DR. COHN: I think that we had actually put a place holder for a digital signature letter in that and I think it turns out that there is not an action item related to digital signature unless we decide that we want this letter expressing appreciation of the SDOs working together needs to be from the full committee or the subcommittee. We could probably do both or one, depending on what we get.

I agree with Karen that there is a little confusion in my mind about whether we are waiting for HISB to let us know, but I am not sure --

MS. GREENBERG: Weren't we waiting to find out from Kepa whether X12 is really on board?

DR. COHN: Yes, because it would change the nature of that letter. That is right. But I think he will be able to let us know about that next week.

DR. ZUBELDIA: I will let you know as soon as I know next week.

DR. COHN: It will just change the tone of the letter a little bit.
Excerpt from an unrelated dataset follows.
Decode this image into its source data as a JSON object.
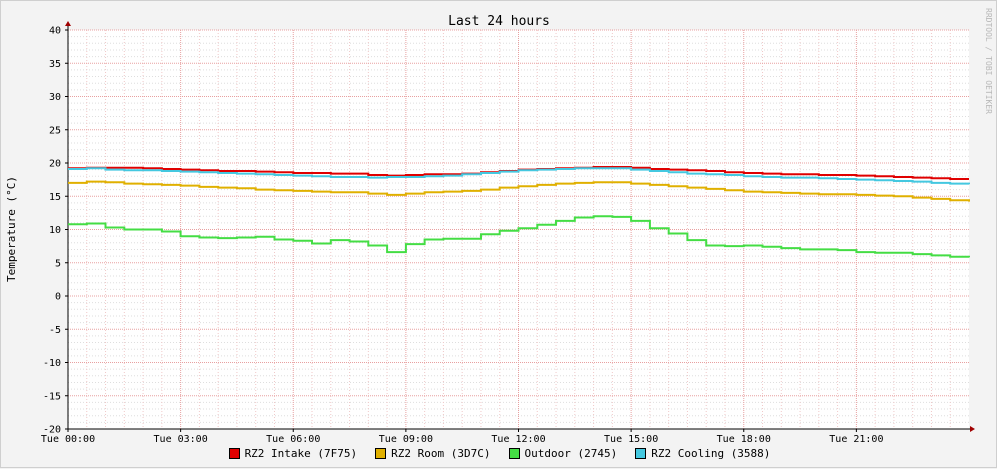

MS. GREENBERG: On these letters, I mean, I think you can -- they don't have to go in the agenda book. I mean, provided that they are not five page letters, they can be -- we can have them to people at the meeting.

DR. ZUBELDIA: I am thinking it will be just a one or two paragraph letter, something very simple.

MS. GREENBERG: On the digital signature?

DR. ZUBELDIA: On the digital signature.

MS. GREENBERG: But then on the NDC, that will be longer. But it is not going to be that long.

DR. COHN: Okay. Well, you know, it is interesting, I was wondering what we were going to talk about during our breakout later on in February. I was actually worried about a couple of days ago. I can't think of any reason why I should have ever been worried about that.

With that, why don't we adjourn the meeting.